Je suis sortie ce matin à 5 h30, comme les matins précédents depuis quelque temps, pour aller écouter le choeur matinal des oiseaux. Il a été un peu plus tardif et moins fort, car il faisait 10° de moins que la veille, il pleuvait un peu, et il y avait un vent très fort : les oiseaux sont comme nous, ils n'aiment pas cela. Néanmoins, le courageux petit merle a fini par commencer, puis les autres après lui. J'ai admiré leur courage. Avec le vent très fort, il y avait beaucoup de très grosses branches au sol , et j'étais inquiète pour Mme Cygne qui couve au bassin de La Villette ; malgré le vent, le froid et la pluie, je suis donc allée la voir. Elle était toujours là, si vulnérable au bord du bassin, sans abri sur son radeau végétalisé. Elle que je retrouvais toujours endormie au matin, était très agitée à se nettoyer et à maintenir sa stabilité. A chaque rafale, elle était presque soulevée.
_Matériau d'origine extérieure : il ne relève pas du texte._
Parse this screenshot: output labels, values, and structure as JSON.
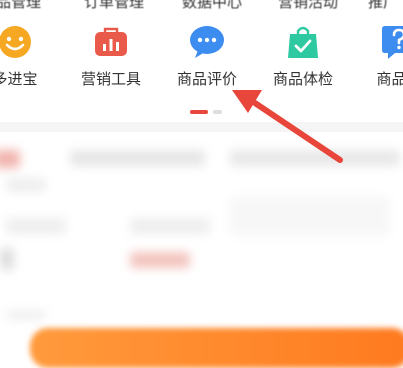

Quel courage et quelle robustesse ! Les canards étaient les seuls contents, à patauger et boire dans les mares.
Une perspective très stressante pour moi pour ce 1er jour de déconfinement : ma voisine, qui fait des travaux très bruyants chez elle depuis la mi-janvier (partiellement interrompus pendant le confinement, mais pas complètement), a annoncé, qu'à partir d'aujourd'hui et jusqu'à jeudi, ils allaient abattre un mur porteur ! Gasp ! A 10h30, ils ne sont pas encore arrivés. Assez symbolique de l'humanité : la reprise = faire beaucoup de bruit en abattant un mur porteur, pour faire des travaux qui ne servent à peu près à rien.
Projet du jour : aller faire une maxi-balade jusqu'aux quais de la Seine.
Bon courage à tous ceux qui reprennent le travail et doivent reprendre les transports. Bon courage à tous les autres.
Samedi 16 mai.
Deux épreuves se sont présentées pour cette première semaine de déconfinement. Deux épreuves, et donc deux opportunités pour progresser spirituellement.
La première concernait donc les travaux de ma voisine et l'abattage de son mur porteur. Cela s'est très bien passé. J'ai supporté sans problème, j'ai organisé mes sorties en fonction de leur travail. De ce fait, ils m'ont offert l'une de mes plus belles promenades depuis le 16 mars. Un itinéraire fait bien des fois pendant le confinement, mais perçu et reçu bien différemment. Autour des Buttes-Chaumont (toujours fermées ). Cela a été un vrai enchantement. Je me suis dit : "tu n'avais encore rien vu, pendant le confinement". Le bruit des voitures avaient repris autour du parc. J'ai été progressivement complètement happée par l'intérieur du parc. Jeux de lumière du soleil à travers les branchages, feuilles et fleurs qui tombent très doucement bercées par le vent, mélodies d'oiseaux dans les espaces les plus touffus et sauvages, composition de couleurs, de formes, d'odeurs et de sons. Digne d'un Blanche-Neige remasterise par un auteur sage et génial. Cela avait finalement un sens d'abattre un mur porteur : être dérangée par le bruit, voilà un mur porteur en moi qui porte bien des choses et vient de loin. Il s'est abattu sans douleur, pour cette fois-ci. Comme quoi, finalement, je ne suis pas une personne que le bruit dérange. Je ne suis pas cela. Merci les travailleurs.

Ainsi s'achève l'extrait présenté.